Reproducible Raman Measurements

Variability must be avoided for OEM instrument developers who must guarantee an answer based on the quality of a Raman spectrum. These answers are important to their customers and those influenced by the decisions made based upon those outputs.

By design, a good-quality OEM spectrometer should demonstrate low unit-to-unit variability from the start, and any remaining small differences must be corrected to acquire the most repeatable and robust and analytical outcomes in the field.

This article demonstrates a technique that can be used to correct for slight variations in the wavenumber and intensity response of multiple units, achieving over 99.5 % agreement between any two spectrometers across seven Raman spectrometers of the same configuration and model.

The Need for Reproducibility

Application-specific instruments based on Raman designed by original equipment manufacturers (OEMs) must provide reliable, consistent answers, regardless of the serial number of the unit or in which country it is being used.

While sample handling, method development and algorithm development are key to achieve this, Raman applications are also dependent on a high degree of unit-to-unit reproducibility of the actual instrument.


Image Credit: Wasatch Photonics, Inc.

With various mechanical, optical and electronic parts in each instrument, there will always be some unavoidable differences in their spectral response when built in volumes of 10, 100, or 100,000 – no matter how carefully aligned or how exacting the quality control. The best way to ensure that the same spectrum is collected from many instruments when each unit is individually aligned and optimized is outlined below.

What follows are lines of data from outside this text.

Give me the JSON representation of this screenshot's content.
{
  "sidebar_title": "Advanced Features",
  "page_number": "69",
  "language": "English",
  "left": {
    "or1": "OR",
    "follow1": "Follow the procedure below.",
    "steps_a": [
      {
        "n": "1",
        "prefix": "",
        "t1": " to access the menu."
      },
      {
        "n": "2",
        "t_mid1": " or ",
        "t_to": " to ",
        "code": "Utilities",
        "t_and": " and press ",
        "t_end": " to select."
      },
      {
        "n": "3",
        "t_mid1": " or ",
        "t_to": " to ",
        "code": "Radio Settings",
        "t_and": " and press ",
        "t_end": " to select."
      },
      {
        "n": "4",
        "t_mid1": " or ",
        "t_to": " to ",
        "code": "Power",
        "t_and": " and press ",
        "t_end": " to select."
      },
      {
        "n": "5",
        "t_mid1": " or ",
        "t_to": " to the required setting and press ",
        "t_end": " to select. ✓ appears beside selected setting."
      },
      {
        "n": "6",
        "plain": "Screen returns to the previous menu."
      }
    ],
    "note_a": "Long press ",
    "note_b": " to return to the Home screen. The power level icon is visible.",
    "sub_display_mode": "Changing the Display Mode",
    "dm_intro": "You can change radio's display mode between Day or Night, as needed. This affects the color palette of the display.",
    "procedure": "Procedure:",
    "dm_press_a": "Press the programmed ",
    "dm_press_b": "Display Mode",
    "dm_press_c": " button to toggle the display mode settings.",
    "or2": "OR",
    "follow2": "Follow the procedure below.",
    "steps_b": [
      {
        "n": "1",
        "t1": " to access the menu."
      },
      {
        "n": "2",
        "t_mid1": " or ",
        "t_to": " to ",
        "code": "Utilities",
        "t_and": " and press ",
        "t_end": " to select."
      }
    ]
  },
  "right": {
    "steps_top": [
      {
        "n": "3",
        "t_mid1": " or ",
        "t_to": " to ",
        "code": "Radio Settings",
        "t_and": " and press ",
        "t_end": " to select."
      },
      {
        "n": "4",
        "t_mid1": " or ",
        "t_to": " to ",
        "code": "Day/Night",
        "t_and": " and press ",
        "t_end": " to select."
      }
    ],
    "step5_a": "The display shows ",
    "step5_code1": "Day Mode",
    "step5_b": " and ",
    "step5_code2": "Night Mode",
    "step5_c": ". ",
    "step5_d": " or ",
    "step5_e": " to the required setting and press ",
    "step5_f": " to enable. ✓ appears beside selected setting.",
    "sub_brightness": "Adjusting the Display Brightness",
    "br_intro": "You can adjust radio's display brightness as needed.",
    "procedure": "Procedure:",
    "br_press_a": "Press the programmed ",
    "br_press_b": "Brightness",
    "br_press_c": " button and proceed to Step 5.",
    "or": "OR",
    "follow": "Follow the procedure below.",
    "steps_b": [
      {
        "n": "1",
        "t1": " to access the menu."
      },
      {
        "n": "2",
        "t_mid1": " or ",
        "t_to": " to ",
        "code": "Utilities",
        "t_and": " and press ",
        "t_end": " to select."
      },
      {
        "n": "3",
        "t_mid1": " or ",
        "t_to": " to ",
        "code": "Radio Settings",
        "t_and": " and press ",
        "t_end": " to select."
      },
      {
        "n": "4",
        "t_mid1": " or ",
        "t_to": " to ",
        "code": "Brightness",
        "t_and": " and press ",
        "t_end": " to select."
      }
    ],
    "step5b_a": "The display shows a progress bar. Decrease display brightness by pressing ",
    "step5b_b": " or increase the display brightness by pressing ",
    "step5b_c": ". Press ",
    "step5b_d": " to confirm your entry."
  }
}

Making Reproducibility a Reality

By using a good optical design some degree of variability can be eliminated. For instance, the all-transmission optical design of Wasatch Photonics spectrometers yields a very low sensitivity to small alterations in the alignment angles.

Combined with the consistent nature of the VPH gratings used, these designs yield a high degree of reproducibility out of the box. This is why all-transmission spectrometer designs are preferred by many OEMs over the replicated gratings, reflective optics, and asymmetrical, folded optical path used in crossed-Czerny Turner spectrometers.

All-transmission spectrometer with VPH grating (left). Crossed Czerny-Turner spectrometer with reflective optics and ruled grating (right).

All-transmission spectrometer with VPH grating (left). Crossed Czerny-Turner spectrometer with reflective optics and ruled grating (right). Image Credit: Wasatch Photonics, Inc.

Small differences in the spectral sensitivity and the wavenumber axis are still present, even with the best possible design and good manufacturing practices. Removing these minor differences can result in a significant improvement in the overall unit-to-unit reproducibility for Raman applications like spectral matching to a common library, and ultimately, can lead to consistent spectral analyses with any instrument.

There are just two corrections required to eliminate these minor spectrometer differences almost fully, resulting in an excellent unit-to-unit reproducibility to satisfy even the most demanding OEM applications.

One-Time Factory Calibration and Daily Correction

The US Pharmacopoeia1 for Raman instruments outlines three crucial areas of importance for the proper calibration of a Raman spectrometer: the primary wavelength (x-axis), the intensity (y-axis) and the laser wavelength.

Wavelength Calibration

Array detector instruments, like Wasatch Raman spectrometers, record the signal intensity as a function of the position on the array detector as measured with the pixel index.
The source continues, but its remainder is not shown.